Cache Coherence Notes

Coherence mechanism

Snooping

Every cache maintain its own cache state. And when it needs to access a shared address space, it sends snooping messages to all the other caches to either update or invalidate them.

  • Write invalidate: write operation will invalidate all the other shared copies. Others will have to read again from the next level of cache to use it again.
  • Write update: write operation will give the written data to the shared copies and update them accordingly.

One could add a snooping filter to filter out the exesive snooping traffic that doesn’t belong to current cache.

Directory-based

There is a centralized (no physically but logically) directory that maintains all the cache sharing info. All the requests have to go to this directory to ask for permission. The protocol can also be write-invalidation or write-update.

Coherence protocol

On top of basic write-invalidate and write-update, each cache block should has its own status, which also determines the protocol. Basic MSI (modified/shared/invalid), or MESI (add exclusive) different choices.

Software cache coherence vs. hardware cache coherence

Software cache coherence use special instructions to flush/invalidate cache entries to maintain coherence between different cores. Hardware use snooping or directory to maintain coherence. Modern SoC system uses both of them to reach a hybrid cache coherence system.

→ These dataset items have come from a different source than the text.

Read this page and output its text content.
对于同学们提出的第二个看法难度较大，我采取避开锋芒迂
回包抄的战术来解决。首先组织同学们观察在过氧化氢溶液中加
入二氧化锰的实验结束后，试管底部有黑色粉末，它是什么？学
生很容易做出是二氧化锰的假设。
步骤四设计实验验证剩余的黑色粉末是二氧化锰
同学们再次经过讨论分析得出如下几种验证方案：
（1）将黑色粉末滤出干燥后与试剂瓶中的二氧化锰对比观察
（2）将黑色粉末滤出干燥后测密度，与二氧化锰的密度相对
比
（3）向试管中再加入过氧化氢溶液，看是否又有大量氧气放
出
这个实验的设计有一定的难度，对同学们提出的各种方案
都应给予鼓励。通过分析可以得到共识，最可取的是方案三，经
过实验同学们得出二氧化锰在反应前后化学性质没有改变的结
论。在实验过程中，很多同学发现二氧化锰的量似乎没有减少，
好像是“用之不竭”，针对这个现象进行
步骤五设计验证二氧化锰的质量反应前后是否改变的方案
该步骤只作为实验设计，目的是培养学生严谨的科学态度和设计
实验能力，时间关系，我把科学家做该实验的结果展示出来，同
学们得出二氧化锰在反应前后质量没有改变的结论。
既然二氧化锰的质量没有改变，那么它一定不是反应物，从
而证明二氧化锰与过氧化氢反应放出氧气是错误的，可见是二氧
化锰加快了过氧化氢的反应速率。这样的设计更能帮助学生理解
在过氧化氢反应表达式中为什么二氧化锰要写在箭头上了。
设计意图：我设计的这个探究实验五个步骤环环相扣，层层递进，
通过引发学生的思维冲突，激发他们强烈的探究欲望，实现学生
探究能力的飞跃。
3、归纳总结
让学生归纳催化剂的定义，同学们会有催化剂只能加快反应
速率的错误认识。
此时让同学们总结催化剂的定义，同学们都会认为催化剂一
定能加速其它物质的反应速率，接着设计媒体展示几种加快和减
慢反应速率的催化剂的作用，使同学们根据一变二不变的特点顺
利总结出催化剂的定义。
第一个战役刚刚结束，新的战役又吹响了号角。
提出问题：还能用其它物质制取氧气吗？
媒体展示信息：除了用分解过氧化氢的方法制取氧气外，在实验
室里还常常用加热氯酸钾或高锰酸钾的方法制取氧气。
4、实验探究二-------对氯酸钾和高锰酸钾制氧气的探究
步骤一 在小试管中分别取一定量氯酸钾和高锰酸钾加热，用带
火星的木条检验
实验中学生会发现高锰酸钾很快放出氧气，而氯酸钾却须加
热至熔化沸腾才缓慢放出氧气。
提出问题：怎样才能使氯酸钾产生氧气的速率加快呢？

  • Software coherency is hard to program and debug.

Interesting articles

Extended System Coherency

  • 3 mechanisms to maintain coherency
    • Disable cache for shared data/address space
    • Software managed coherency
      • Clean or flush dirty data, and invalidate old data
      • Challenges
        • Software complexity: hard to debug, cache learning and invalidation must be done at the right time, and coordinates between multiple masters
        • Performance and power: how to work out which data needs to be maintained? And if it has more dirty data, software coherency takes longer to clearn and invalidate than hardware coherency
    • Hardware managed coherency
      • Snoop
        • Snoop filter
          • Centralized, and built in the interconnect
            • Save power: just look up once instead of multiple times; the processor clusters can stay in low power sleep mode
            • Higher performance: avoid CDC in multi-clock-domain system like mobile SoC.
  • DVM (Distributed Virtual Memory)

Exploring How Cache Coherency Accelerates Heterogeneous Compute

  • SVM (Shared Virtual Memory)
    • To avoid coping shared data between processors (ex. CPU and GPU), virtual memory pages on different processors can point to the same physical memory location.
  • ACE (AXI Coherency Extensions) by ARM
  • HSA (Heterogeneous System Architecture)
    • Foundation by ARM
    • Open standards